Rayo Violeta - Maestro San Germain


Virtudes:
Fortaleza, perseverancia, valor, cortesía, confianza en sí mismo, detallista.

    Efectos sobre patrones mentales a transmutar:

    Formulismo, intolerancia, orgullo, estrechez mental, criterio superficial, engreimiento.

    Virtudes a adquirir:

    Comprensión de la unidad , amplitud mental, tolerancia, humildad, benevolencia, amor


    El Orden o Magia Ceremonial:

    La energía del séptimo rayo, al mismo tiempo que promueve la elevación del individuo y su inserción en el todo de una sola corriente, organiza las fuerzas a través de un ritmo riguroso y constante.
    Esta energía poderosa está entrando en manifestación cíclica, trayendo hacia el planeta una nueva conciencia y nuevas formas de vida, que no apuntan a las personas por separado, sino a la humanidad en su totalidad.
    Con la entrada de esta energía vemos que se unen personas de diferentes razas, países y clases sociales para un mismo trabajo.

    De esta relación heterogénea surgirá una síntesis.

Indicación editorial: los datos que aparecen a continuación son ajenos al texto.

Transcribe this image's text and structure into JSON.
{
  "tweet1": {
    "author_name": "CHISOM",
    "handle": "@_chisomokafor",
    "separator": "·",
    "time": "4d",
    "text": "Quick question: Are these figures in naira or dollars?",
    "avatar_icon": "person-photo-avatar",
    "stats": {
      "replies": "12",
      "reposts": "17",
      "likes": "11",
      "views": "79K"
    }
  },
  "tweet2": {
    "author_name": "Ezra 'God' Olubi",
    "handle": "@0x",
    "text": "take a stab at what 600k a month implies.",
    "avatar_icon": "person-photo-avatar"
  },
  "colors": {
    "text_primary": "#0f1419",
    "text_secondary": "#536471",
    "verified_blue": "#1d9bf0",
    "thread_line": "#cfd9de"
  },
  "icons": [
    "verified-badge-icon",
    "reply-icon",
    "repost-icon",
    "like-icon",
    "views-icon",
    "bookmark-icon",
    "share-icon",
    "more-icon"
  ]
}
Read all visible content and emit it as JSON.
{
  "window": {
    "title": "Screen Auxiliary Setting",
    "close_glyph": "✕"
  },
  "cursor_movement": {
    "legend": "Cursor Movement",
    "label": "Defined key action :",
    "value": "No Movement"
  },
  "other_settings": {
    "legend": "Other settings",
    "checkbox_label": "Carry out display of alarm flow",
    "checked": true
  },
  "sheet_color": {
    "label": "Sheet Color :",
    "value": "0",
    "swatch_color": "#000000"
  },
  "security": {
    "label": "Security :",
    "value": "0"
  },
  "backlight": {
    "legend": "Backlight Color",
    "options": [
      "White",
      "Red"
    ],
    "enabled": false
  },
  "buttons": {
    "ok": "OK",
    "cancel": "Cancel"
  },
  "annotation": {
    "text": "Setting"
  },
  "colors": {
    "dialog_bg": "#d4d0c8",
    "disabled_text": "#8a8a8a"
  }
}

    El séptimo rayo conduce, pues, a la unión en el mundo, haciendo que las naciones, los individuos y los grupos se sientan incluidos en un gran "ser planetario".

    Esa energía está erradicando al personalismo y llevándonos hacia una conciencia global.

    Adviértase que el séptimo rayo, energía del orden y la organización, del ritual y el ceremonial, trabaja en conjunto con el primero y el tercero.

    El primer rayo de Voluntad-Poder tiene la fuerza para hacer que el plano evolutivo se manifieste; el tercer rayo, energía que nos ayuda a que seamos adaptables en nuestras actividades, nos prepara para recibir lo nuevo en nuestras vidas.
    El séptimo rayo funciona como energía constructora de nuevas formas dentro de la sustancia material; junto con el primero y tercer rayo está acarreando transformaciones básicas para el planeta y para la humanidad que lo integra.

    Por ejemplo, el sentimiento religioso; en vez de observarlo con fechas y horarios marcados o a través de religiones organizadas, se convierte (con el séptimo rayo) en una actitud permanente en nuestras vidas y no depende de factores externos.

    Otra transformación derivada de esta energía habla respecto de los ideales, entre los cuales están la fraternidad, la buena voluntad y el altruismo, que con la entrada del séptimo rayo dejarán de ser sólo un enunciado y se convertirán en una verdadera vivencia.

    El tercer obsequio del séptimo rayo se refiere a la superación de las ideas de nacionalismo, sectarismo, separatividad, e incluye el descubrimiento de que no hay diferencia entre espíritu y materia.
    Un nuevo sentido de la constitución de los grupos es otra contribución del séptimo rayo. Así veremos el sentimiento religioso unido a la precisión científica y la fuerza política unida con la cultura espiritual.

    La energía de síntesis, a través de la cual buscamos un contacto cada vez mayor y más consciente con nuestro centro interno de manera que nos sentimos ligados a todo lo que existe y con todo el universo, desde las criaturas más próximas a las más lejanas, es otra característica del séptimo rayo.
    La forma en que nos expresamos oralmente, gesticulamos, o caminamos, componen nuestro ritual.

    La velocidad con que pensamos, el ritmo de nuestros sentimientos, forman un ceremonial al que tenemos que entregarnos organizada y conscientemente, perfeccionándolo.

    Cuanto más nos dedicamos al ritual natural, que tiene que ver con los ritmos de la naturaleza y desechamos los rituales artificiales, pensando en el bien del otro, más nos transformamos en un punto de atracción de la energía pura.
    Contrariamente a lo que se puede suponer, somos libres cuando conseguimos un ritmo interno. Mientras seguimos impulsos y ritmos artificiales podemos satisfacer nuestros deseos, pero no nos estamos liberando.
    El séptimo rayo, a través del orden, nos lleva a descubrir la liberación en el ceremonial interno, que se refleja en la belleza y en la armonía de la vida externa que, con el tiempo, ha de ser restaurada en el planeta.